One visit to the ER without insurance would change you mind…very quickly.No more free rides on my dime
No worries; I have no plans on going to an ER. Only time would be for an auto accident, and my mandatory car insurance–or the other driver’s insurance–will cover this.
No one plans on going to the ER and I hate to explain this to you, car insurance may not cover all your medical needs.
BTW, why would you support mandatory auto insurance?. After all you are not planning on having a car accident.
i can’t help but find the whole concept of ‘compulsory’ offensive, aggressive, dictatorial!
we are clearly giving in to the powerful, in return for illusions of domestic ‘tranquility’…….which is exactly what they want………

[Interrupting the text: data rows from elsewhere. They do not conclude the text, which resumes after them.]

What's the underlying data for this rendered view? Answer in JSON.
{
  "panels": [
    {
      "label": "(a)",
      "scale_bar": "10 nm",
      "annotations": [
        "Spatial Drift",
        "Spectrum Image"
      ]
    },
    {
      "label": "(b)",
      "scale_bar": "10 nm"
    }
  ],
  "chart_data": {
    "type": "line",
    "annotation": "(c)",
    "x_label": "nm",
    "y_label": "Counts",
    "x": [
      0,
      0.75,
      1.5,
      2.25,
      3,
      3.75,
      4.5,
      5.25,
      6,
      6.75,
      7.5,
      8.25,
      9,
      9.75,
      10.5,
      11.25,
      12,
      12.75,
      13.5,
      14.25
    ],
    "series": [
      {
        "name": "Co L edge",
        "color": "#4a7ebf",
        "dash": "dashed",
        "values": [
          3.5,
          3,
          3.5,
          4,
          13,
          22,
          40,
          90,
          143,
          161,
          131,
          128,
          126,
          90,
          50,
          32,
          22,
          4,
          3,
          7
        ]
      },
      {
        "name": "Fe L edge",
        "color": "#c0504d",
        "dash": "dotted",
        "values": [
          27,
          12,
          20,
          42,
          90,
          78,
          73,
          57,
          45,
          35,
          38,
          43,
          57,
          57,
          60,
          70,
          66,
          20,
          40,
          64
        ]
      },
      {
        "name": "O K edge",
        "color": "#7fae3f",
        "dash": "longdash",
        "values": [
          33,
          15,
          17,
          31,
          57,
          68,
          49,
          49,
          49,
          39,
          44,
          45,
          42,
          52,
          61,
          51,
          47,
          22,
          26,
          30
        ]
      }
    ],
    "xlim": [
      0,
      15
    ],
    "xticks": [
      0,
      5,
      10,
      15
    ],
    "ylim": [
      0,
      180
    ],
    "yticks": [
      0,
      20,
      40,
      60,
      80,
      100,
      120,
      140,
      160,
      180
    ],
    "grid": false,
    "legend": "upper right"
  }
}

…on the other hand, we are compelled to fund those who don’t have insurance when they show up in the ER and wrack up huge bills because they didn’t go to the doctor for less expensive, preventive treatment. I wish we could acknowledge the complexity and not assign evil intentions to one another
No doubt there is complexity, but this does not require us to ignore the fact that we live in a corporate-controlled state, wherein corporate profits are sacrosanct, corporations are treated as people, and nature is treated as property, mostly belonging to corporations.
If the interest was really in covering everyone, single payer would not have been removed from the list of options so quickly.
I also agree in personal responsibility, for health care and other aspects of our lives. But this is surely difficult when the government consistently sides against the poor in favor of the wealthy. It is not simply health care that needs reform. It is the entire system of government. It actually needs to be reformed, as Jefferson said in the quote above, by abolishing the corrupt systems and starting over.
This is 60 year sin the making, and would never have happened without the help of insurance companies. This may sound like being an apologist, but it is an industry lie so many others one that is del woven onto out economy and society. One worlds seth what they have. We already see that a singe payer system would never win over the public.